Common sense tells us that we are morally responsible for our actions only if we have free will -- and that we have free will only if we are able to choose among alternative actions. Common sense tells us that we do have free will and are morally responsible for many of the things we do. Common sense also tells us that we are objects in the natural world, governed by its laws. Nevertheless, many contemporary philosophers deny that we have free will or that free will is a necessary prerequisite for moral responsibility. Some hold that we are morally responsible only if we are somehow exempt from the laws of nature. Causes, Laws, and Free Will defends a thesis that has almost disappeared from the contemporary philosophical landscape by arguing that this philosophical flight from common sense is a mistake. We have free will even if everything we do is predictable given the laws of nature and the past, and we are morally responsible whatever the laws of nature turn out to be.

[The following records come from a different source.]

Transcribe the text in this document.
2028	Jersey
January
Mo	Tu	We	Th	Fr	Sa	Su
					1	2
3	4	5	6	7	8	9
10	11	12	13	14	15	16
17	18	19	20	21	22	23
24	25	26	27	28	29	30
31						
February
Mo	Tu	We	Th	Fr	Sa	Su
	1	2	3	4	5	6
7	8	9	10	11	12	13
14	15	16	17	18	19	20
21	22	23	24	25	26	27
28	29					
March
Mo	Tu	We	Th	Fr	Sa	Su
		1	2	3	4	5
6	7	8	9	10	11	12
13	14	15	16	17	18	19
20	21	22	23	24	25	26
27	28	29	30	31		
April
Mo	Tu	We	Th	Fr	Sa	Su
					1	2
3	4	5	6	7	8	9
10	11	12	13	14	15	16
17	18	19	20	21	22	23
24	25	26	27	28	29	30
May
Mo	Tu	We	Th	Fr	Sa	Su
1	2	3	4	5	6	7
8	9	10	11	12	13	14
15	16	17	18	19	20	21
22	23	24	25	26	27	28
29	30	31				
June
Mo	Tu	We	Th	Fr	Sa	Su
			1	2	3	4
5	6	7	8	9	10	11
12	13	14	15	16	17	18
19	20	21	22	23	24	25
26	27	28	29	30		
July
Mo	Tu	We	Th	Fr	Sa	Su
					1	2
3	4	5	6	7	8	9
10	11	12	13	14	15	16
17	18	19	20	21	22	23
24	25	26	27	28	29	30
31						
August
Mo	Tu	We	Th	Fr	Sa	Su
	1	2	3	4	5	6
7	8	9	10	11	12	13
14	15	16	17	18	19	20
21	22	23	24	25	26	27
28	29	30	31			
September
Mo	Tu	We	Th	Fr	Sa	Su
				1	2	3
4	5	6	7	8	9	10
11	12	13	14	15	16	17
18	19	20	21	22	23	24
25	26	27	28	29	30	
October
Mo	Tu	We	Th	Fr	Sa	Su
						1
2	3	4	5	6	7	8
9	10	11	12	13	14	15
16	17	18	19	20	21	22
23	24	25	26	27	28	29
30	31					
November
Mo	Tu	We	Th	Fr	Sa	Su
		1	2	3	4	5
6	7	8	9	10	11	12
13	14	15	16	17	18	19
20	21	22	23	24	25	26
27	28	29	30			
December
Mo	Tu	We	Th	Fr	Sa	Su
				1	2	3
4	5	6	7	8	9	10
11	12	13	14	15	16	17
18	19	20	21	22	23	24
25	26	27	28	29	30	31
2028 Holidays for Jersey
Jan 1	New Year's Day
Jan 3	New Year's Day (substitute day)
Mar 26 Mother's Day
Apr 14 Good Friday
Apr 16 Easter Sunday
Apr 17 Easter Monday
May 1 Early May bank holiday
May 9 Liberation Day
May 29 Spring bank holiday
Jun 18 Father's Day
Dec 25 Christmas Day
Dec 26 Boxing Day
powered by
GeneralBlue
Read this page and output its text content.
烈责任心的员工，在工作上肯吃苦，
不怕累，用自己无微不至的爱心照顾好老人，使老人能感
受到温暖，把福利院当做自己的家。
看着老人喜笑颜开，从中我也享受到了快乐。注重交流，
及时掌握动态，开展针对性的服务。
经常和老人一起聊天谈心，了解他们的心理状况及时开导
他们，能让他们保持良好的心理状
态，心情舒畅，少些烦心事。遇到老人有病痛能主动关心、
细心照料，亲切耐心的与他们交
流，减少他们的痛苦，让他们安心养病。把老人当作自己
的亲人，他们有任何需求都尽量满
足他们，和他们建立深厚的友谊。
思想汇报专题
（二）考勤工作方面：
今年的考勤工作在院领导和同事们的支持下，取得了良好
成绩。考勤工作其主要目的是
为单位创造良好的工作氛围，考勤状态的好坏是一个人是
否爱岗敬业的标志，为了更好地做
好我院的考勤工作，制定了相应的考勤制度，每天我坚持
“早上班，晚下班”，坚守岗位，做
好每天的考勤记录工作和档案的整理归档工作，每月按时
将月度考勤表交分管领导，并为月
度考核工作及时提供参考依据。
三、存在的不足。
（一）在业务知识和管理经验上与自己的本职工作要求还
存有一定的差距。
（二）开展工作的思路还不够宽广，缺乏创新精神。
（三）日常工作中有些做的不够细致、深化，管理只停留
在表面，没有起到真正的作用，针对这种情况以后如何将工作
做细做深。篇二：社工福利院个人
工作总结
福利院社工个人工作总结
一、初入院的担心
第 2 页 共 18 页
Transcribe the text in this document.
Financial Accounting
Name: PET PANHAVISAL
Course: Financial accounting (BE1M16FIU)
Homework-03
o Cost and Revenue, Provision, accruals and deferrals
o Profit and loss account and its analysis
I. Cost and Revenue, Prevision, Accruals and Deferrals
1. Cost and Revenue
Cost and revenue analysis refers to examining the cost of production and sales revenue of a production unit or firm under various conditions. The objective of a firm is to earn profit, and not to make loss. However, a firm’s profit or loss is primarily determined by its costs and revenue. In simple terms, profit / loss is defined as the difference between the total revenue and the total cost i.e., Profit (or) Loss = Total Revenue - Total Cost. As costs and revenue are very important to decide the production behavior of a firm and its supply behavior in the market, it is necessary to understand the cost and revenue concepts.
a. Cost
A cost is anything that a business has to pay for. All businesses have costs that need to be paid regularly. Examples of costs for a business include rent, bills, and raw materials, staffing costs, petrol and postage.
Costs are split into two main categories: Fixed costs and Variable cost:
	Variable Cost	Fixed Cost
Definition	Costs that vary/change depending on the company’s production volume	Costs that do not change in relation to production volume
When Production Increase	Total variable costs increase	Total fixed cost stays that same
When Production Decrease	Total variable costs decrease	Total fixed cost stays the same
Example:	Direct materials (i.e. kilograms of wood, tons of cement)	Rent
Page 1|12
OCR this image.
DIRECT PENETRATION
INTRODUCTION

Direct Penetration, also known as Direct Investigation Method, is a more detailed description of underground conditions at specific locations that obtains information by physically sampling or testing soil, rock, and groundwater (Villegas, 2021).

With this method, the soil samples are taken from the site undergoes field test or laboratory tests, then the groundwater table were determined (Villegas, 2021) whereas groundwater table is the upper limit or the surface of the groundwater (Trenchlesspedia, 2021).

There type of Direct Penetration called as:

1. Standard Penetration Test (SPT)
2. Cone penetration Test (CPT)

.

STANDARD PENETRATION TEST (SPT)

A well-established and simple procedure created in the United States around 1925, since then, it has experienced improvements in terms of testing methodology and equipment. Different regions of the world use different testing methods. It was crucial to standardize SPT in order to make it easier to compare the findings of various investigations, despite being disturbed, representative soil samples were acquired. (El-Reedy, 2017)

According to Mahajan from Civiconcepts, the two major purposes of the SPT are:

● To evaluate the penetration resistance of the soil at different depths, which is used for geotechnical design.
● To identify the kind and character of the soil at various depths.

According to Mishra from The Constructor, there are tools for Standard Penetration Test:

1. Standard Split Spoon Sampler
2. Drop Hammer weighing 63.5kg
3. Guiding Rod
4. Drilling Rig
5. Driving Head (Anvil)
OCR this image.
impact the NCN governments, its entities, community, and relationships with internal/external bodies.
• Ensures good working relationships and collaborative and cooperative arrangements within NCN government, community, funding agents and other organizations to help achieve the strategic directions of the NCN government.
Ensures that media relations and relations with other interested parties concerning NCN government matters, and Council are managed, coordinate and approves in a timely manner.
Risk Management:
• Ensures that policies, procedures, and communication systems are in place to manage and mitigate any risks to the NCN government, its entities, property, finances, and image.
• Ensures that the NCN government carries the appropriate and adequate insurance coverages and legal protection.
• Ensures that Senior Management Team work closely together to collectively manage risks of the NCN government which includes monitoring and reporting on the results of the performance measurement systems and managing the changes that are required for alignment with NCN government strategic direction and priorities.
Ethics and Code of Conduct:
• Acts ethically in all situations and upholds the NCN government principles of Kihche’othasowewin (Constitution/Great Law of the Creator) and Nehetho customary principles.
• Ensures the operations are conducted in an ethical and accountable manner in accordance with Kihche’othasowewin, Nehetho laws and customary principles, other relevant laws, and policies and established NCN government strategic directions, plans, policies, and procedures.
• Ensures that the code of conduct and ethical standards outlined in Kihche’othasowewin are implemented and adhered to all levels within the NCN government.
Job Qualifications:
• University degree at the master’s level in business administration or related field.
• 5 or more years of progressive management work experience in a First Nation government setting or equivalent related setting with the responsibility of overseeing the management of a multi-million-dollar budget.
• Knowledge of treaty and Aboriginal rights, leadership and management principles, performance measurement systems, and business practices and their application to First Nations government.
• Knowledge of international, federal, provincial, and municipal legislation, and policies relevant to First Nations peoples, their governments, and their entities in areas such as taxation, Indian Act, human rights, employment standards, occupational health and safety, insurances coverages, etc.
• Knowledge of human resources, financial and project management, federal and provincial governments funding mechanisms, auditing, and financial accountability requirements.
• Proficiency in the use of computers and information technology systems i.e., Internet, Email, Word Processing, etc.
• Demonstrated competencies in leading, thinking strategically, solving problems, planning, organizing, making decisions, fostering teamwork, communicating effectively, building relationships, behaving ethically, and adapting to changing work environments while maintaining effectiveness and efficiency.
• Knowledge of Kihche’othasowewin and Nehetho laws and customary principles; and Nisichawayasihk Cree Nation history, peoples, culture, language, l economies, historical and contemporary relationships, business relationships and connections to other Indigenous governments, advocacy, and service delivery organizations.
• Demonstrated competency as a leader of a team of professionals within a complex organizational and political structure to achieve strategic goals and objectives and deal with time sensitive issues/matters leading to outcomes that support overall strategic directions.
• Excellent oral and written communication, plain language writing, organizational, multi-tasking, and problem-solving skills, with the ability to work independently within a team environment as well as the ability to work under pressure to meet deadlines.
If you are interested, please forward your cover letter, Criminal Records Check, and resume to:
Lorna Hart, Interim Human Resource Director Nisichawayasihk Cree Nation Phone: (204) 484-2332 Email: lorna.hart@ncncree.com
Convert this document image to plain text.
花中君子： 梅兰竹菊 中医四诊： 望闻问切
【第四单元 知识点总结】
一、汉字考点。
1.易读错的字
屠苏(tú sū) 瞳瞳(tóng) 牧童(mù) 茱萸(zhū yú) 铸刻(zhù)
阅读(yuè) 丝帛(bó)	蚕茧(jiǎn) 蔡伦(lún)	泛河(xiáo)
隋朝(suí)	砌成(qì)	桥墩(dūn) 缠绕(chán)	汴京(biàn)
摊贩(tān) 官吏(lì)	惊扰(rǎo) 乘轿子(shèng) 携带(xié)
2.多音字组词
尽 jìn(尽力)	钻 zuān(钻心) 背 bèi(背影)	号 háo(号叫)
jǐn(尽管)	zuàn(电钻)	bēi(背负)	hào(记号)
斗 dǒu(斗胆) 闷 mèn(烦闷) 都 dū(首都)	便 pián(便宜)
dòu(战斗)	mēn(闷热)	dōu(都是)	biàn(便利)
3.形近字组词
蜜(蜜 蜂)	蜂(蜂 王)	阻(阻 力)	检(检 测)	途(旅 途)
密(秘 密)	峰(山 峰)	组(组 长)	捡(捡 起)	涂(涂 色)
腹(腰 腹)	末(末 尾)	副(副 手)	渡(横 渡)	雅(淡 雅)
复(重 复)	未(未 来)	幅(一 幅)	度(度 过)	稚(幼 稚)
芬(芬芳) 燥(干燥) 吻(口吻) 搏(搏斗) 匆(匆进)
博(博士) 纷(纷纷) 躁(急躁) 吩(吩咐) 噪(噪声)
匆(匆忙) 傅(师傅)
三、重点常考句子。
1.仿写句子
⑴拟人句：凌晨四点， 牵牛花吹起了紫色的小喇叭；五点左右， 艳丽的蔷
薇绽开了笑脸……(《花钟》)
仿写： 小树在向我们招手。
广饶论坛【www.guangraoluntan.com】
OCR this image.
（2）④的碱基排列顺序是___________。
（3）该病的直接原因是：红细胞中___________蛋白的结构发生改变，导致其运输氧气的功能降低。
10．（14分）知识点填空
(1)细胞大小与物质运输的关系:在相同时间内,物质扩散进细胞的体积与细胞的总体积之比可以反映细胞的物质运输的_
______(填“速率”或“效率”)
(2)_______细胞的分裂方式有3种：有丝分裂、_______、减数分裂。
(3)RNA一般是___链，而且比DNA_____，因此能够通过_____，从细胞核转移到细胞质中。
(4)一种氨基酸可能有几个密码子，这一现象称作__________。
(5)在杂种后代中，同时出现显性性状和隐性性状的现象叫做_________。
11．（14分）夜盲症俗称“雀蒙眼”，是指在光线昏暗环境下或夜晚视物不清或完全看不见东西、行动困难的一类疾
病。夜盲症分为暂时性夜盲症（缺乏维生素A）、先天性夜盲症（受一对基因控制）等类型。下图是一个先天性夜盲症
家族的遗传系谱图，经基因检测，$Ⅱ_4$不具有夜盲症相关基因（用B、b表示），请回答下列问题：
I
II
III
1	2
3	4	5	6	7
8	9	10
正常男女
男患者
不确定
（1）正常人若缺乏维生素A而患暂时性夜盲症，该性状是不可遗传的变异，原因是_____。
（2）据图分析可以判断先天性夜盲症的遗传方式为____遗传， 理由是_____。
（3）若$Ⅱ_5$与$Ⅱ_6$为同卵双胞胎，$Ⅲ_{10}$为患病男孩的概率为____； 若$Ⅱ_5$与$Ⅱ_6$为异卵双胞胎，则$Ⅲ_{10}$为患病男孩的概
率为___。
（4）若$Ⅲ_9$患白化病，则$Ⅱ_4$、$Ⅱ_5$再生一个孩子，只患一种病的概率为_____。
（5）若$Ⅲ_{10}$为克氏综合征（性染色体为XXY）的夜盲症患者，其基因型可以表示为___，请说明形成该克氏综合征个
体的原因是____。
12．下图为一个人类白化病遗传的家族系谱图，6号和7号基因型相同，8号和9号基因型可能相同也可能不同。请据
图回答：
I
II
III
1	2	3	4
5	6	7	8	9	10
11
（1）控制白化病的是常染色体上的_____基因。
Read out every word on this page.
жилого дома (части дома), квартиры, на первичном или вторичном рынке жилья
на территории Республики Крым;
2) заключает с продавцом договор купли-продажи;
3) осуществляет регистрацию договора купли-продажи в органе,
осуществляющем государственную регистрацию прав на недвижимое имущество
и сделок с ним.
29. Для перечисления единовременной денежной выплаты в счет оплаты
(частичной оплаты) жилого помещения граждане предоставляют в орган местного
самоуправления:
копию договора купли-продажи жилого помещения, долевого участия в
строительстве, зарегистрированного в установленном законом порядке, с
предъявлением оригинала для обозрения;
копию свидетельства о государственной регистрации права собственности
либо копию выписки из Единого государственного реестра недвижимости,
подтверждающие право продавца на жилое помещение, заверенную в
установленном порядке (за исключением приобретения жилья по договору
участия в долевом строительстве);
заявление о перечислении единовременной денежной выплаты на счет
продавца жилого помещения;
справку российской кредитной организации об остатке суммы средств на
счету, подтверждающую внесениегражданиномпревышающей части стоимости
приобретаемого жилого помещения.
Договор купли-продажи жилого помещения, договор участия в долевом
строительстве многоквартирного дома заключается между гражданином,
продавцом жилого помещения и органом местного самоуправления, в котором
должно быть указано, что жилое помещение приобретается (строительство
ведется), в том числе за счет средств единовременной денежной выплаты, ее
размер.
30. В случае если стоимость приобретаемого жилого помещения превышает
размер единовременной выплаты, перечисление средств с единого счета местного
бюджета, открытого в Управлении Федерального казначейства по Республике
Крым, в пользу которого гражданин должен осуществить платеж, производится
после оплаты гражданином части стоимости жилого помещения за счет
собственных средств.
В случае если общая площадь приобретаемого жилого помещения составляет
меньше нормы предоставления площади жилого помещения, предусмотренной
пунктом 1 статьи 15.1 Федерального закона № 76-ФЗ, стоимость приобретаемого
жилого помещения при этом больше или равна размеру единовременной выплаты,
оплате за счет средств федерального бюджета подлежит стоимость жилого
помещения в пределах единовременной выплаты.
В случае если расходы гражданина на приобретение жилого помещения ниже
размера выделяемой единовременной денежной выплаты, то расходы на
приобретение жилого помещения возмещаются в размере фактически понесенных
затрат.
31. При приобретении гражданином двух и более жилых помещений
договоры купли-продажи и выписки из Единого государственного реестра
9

The impulses that tempt us into thinking that determinism robs us of free will spring from mistakes -- mistakes about the metaphysics of causation, mistakes about the nature of laws, and mistakes about the logic of counterfactuals.
Extremely well thought out and complete. The author covered many points of argument I'd never considered, and thoroughly discussed those I already had.
I have mainly considered the question of free will from a moral perspective (tentatively concluding that determinism is morally irrelevant), and this book gave me an excellent perspective on the question from a more (for want of a better term) metaphysical angle.
I thought this made a compelling case for compatibilism, though I already leaned in that direction. Most valuable was Vihvelin's articulation of what free will consists of, regardless of determinism's truth or falsity.